Abstract

This review essay discusses two recent monographs on revolutionaries and political violence in South Asia, Kama Maclean’s A Revolutionary History of Interwar India: Violence, Image, Voice and Text (2015) and Durba Ghosh’s Gentlemanly Terrorists: Political Violence and the Colonial State in India, 1919-1947 (2017). Ghosh and Maclean’s books contribute to an expanding body of scholarly work on anticolonial politics in India, a rich historiography on liberalism in the British Empire, and studies of visual culture and oral histories in modern South Asia. Specifically, Maclean’s A Revolutionary History centers on the Hindustan Socialist Republican Army (HSRA) in Punjab and Delhi in the late 1920s and early 1930s. Maclean reconfigures the political terrain of India’s independence struggle and illustrates the importance of revolutionary violence in nonviolent politics through unstudied visual sources and oral histories.
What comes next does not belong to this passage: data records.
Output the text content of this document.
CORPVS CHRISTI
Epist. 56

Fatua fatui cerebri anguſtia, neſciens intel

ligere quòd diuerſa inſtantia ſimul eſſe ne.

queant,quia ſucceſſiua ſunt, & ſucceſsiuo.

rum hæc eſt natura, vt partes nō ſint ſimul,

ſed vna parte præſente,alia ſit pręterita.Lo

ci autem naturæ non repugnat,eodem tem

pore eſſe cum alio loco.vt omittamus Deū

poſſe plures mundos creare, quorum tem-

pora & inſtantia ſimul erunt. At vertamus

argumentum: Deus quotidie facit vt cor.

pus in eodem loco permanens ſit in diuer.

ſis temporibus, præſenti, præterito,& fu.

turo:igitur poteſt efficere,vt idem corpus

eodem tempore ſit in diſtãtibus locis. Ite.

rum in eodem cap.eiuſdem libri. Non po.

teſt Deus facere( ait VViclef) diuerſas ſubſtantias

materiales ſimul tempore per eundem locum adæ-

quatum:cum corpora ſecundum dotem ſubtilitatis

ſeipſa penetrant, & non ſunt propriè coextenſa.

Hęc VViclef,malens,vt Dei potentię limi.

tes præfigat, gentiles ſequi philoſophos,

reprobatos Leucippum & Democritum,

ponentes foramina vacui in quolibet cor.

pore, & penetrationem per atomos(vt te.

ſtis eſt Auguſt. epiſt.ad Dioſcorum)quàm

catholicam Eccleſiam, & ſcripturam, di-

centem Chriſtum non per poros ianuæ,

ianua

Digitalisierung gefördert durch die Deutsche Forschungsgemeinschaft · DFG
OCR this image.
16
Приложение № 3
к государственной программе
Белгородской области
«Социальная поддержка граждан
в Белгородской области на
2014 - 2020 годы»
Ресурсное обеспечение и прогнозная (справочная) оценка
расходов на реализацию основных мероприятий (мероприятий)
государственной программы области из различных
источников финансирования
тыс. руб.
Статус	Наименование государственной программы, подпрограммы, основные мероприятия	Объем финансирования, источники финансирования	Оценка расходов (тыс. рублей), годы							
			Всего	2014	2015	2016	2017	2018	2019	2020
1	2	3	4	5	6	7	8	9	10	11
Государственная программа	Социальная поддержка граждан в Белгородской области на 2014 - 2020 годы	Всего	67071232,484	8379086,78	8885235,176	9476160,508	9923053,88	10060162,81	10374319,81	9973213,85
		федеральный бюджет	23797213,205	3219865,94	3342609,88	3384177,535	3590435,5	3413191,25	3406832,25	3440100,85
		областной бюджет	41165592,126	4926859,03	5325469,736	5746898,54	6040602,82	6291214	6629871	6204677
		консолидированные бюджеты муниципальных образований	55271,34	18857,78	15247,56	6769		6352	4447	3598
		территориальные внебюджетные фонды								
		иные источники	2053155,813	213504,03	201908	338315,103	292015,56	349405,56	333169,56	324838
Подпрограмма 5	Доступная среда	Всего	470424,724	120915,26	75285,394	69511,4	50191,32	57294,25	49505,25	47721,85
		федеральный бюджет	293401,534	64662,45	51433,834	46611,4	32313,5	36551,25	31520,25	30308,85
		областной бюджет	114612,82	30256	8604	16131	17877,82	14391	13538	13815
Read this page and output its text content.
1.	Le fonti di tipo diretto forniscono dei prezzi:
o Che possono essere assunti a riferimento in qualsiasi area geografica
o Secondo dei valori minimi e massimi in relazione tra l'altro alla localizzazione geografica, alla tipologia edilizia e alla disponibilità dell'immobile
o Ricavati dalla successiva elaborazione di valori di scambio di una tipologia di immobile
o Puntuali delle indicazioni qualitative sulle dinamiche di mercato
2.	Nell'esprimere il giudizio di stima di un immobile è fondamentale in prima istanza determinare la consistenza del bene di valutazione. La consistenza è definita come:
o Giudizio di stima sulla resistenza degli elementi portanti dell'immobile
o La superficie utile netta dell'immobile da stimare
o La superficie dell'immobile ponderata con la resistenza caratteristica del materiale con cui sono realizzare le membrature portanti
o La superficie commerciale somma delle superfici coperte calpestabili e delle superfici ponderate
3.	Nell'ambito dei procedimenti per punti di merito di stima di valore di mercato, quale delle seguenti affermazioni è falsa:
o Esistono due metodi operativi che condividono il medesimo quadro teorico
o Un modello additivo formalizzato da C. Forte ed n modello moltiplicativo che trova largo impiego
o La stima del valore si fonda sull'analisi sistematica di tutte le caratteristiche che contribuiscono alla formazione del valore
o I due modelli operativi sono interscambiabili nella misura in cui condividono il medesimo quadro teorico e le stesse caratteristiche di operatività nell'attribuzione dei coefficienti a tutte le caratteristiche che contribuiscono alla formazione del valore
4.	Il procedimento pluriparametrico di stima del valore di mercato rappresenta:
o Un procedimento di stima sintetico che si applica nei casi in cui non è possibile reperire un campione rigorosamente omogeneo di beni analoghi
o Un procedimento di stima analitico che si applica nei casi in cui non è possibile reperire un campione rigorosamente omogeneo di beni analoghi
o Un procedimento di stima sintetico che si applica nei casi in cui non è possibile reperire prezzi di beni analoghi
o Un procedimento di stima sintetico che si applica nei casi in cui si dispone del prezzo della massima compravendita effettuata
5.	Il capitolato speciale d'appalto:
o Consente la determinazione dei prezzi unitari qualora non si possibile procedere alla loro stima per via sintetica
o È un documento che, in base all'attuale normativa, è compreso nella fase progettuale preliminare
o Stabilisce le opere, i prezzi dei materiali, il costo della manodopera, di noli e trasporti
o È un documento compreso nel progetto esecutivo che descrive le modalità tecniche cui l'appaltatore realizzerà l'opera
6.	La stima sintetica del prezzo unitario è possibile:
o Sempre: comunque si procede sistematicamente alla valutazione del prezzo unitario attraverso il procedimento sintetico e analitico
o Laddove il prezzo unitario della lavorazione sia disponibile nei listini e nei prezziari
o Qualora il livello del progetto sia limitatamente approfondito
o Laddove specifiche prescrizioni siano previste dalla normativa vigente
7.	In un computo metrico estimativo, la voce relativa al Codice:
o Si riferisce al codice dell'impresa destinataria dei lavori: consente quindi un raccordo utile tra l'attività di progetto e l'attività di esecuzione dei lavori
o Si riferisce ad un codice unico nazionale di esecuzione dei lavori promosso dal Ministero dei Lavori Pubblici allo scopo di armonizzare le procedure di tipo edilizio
In turn, Ghosh’s Gentlemanly Terrorists focuses on Bengal, particularly revolutionaries in the Anushilan Samiti and Jugantar from 1919 to 1947. Complicating the history of colonial constitutionalism as a gradual expansion of rights and representation, Ghosh demonstrates how constitutional reforms that aimed to promote liberal governance in India were tied to repressive emergency legislation. This review essay addresses how Gentlemanly Terrorists and A Revolutionary History contribute to ongoing efforts to rethink both the political chronology and the wider political landscape of interwar India by incorporating revolutionaries into the story of independence. It also considers how Maclean and Ghosh creatively utilize non-state archives and vernacular sources, in conjunction with colonial records, to follow the retelling of revolutionary histories in different media.